Defeating contemporaries is passe. Taking down legends from ancient Greece is where it’s at. If you are Michael Phelps, that is.
With his win in Friday’s 200 metre individual medley event, Phelps took his gold medal tally in individual events to 13, breaking a 2168-year-old record in the process. Whom did he surpass? Why, good ol’ Leonidas of Rhodes.
(Not the Spartan, of course!)
Leonidas amassed a total of 12 crowns years before the birth of Christ, winning the stadion, diaulos and hoplitodromos races at each Olympiad from 164 BC to 152 BC — the last at the age of 36. Phelps is still only 31.
It wasn’t just his longevity either. Leonidas’ three events were remarkably different from each other. The stadion and diaulos were your basic 200-yard and 400-yard runs, but the hoplitodromos — a ‘race of soldiers’ — was less race and more military training. It required participants to dash 400-yards carrying heavy bronze battle armour and a shield, a way to practice the rushing technique during combat.

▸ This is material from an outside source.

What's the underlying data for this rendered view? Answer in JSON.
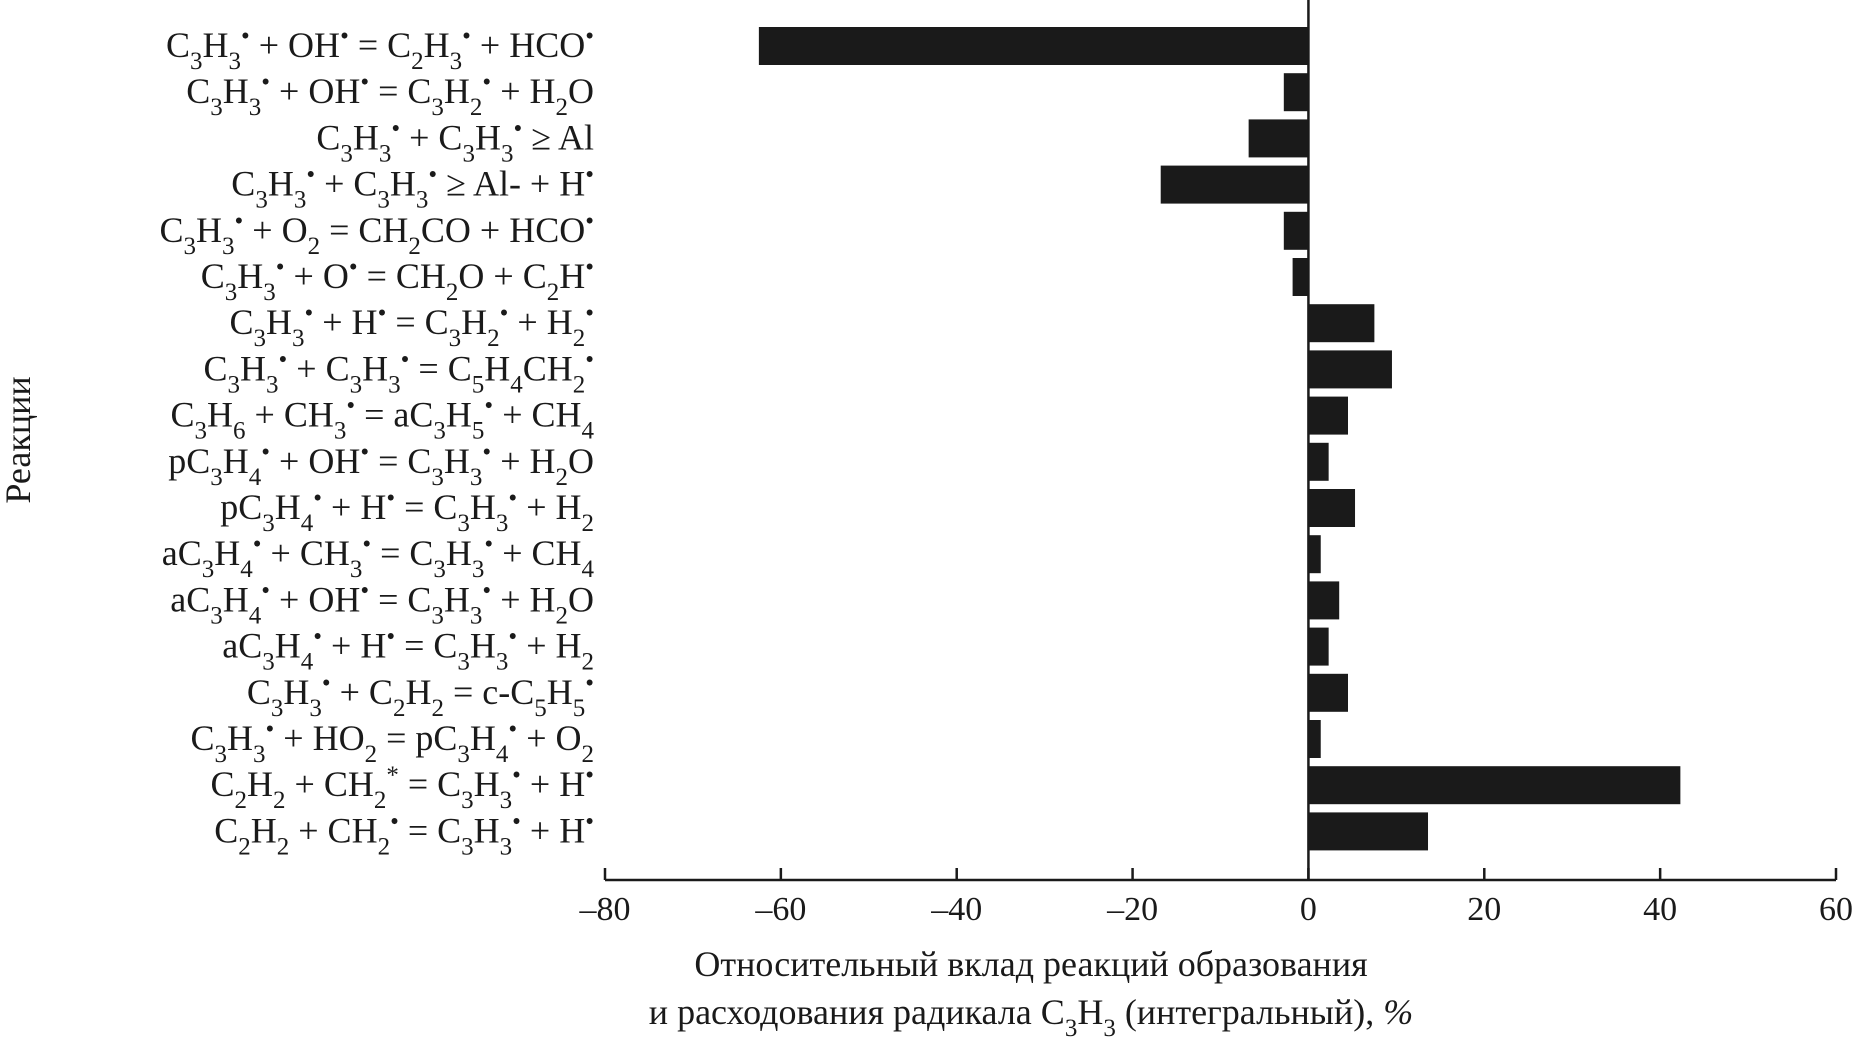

With displays of speed and strength, Leonidas was an amalgam of a top sprinter and an elite endurance athlete.
It was the very dominance that urged Greek sophist Philostratus to write in his Gymnasticus: Leonidas’s versatility made all previous theories of runners’ training and body types obsolete.
Replace ‘Leonidas’ with ‘Phelps’ and ‘runners’ with swimmers and the Philostratus’ words would still ring true. Like Leonidas on the track, Phelps has set the bar so high in the pool, his feats are unlikely to be emulated. The dominance and longevity have made Phelps as much of a freak of nature as his ancient counterpart.